Thinking back to a year ago, our team was only four and a half months into working with Agile. This came with a focus on usability. We hadn’t had any formal Agile training, and we were learning with every step we took. As you can read in my last post, we dropped our enhancement and bug tracking tools and went completely manual. From a product standpoint, we had a home screen. We could view an individual. We had system announcements. Along with a few mock ups, that was it!
So, one year later… where are we? In simple terms, we have come a long way baby! We are still growing in our Agile movement, but we have really grown. Not only have we matured in this process, but so has our product.
One of the main differences is getting our team to think from the user’s point of view. All of our development is completed from a user story. Not only do we learn from our clients what they need, we truly communicate with them. All members of the team share the user’s perspective and benefit from it. They understand who the user is, what they are trying to accomplish, and WHY!
Conversation, conversation, conversation is critical. The story evolves and clarifies through each of several conversations. This is the key to the success of Agile. Who knew?

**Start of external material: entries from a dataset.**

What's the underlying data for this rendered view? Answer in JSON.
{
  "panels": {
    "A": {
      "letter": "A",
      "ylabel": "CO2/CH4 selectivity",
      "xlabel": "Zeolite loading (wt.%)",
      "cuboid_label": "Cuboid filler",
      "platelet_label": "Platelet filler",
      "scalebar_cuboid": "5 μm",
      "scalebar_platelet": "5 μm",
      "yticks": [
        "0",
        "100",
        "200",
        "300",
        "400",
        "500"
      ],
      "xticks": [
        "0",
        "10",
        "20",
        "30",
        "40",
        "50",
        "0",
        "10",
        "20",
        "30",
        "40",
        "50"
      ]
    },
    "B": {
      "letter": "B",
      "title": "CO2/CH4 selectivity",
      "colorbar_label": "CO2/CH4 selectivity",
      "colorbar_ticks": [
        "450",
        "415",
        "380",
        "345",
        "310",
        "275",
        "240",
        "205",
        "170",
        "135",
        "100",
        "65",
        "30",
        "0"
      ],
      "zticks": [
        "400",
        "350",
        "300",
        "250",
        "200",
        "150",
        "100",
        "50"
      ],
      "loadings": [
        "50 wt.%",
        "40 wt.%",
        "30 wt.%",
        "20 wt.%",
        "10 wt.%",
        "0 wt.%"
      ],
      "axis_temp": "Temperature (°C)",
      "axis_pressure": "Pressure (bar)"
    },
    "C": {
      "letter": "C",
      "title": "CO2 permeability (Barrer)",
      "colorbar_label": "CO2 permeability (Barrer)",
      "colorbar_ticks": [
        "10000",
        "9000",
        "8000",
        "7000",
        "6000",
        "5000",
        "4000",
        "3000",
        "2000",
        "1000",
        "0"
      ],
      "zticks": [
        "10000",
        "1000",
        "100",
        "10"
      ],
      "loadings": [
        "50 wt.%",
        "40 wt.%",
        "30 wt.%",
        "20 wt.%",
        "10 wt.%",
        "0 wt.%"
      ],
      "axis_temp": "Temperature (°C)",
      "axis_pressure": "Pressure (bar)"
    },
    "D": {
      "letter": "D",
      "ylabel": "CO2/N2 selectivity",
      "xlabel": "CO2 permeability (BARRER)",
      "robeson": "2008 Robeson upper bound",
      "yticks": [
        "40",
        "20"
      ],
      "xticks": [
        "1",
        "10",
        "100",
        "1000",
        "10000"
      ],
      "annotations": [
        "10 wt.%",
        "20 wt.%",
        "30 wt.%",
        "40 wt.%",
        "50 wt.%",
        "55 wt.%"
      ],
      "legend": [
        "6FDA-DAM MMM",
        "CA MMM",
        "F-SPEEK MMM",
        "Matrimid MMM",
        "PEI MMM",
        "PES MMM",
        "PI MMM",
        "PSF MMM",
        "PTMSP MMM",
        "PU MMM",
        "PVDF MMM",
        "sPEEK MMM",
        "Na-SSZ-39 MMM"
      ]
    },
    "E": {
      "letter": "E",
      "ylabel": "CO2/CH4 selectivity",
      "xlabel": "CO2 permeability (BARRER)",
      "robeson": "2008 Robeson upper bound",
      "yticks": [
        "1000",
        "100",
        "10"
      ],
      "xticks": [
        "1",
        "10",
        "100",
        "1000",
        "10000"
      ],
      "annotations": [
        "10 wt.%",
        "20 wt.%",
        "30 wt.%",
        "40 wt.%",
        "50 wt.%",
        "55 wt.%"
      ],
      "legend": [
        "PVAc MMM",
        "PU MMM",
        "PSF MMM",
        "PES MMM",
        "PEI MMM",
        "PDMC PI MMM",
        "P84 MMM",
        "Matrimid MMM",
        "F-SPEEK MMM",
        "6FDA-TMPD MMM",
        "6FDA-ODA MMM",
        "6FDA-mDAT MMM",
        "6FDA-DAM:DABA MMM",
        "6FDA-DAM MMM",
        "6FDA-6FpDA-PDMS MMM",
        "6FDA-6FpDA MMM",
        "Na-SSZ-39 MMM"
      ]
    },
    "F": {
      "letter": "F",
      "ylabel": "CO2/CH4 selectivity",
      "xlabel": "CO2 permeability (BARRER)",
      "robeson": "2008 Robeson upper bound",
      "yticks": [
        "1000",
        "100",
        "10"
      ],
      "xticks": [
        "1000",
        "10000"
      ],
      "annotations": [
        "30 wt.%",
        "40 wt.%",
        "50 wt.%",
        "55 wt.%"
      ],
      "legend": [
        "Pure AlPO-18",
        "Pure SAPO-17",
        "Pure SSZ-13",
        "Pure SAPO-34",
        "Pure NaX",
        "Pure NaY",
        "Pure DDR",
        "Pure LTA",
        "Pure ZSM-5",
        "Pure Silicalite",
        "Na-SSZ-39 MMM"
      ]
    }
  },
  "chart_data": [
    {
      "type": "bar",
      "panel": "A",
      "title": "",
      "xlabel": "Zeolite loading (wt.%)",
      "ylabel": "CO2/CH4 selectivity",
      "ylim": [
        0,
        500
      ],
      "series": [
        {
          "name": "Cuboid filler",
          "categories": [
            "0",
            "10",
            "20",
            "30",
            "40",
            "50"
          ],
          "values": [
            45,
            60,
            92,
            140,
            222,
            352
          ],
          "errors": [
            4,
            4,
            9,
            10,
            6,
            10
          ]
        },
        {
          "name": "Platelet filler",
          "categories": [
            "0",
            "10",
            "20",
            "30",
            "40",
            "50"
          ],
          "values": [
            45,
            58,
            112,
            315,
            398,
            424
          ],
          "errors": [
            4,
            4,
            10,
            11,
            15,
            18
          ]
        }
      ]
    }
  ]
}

We have moved back into the technology age and are now using a tool set to manage the stories from inception to “done done.” No more yellow stickies, markers, and sticky tac. For some it was hard to see them go; for others, they rejoiced. As for me, I am glad not to be shuffling paper mock ups and designs across my desk any longer.
We now have over a dozen serious administrative tools in place, a robust groups module, exhaustive and customizable user profiles with several layers of security, fully flexible permissions, change logs, a clean and new highly usable interface, privacy preferences, two search options with drop-down graphical abstracts so users can quickly find the records they need, all documented in a Wiki. Well, the list goes on.
In the spirit of Agile, we continue to change and grow as a team. I am looking forward to this year and seeing what difference it makes.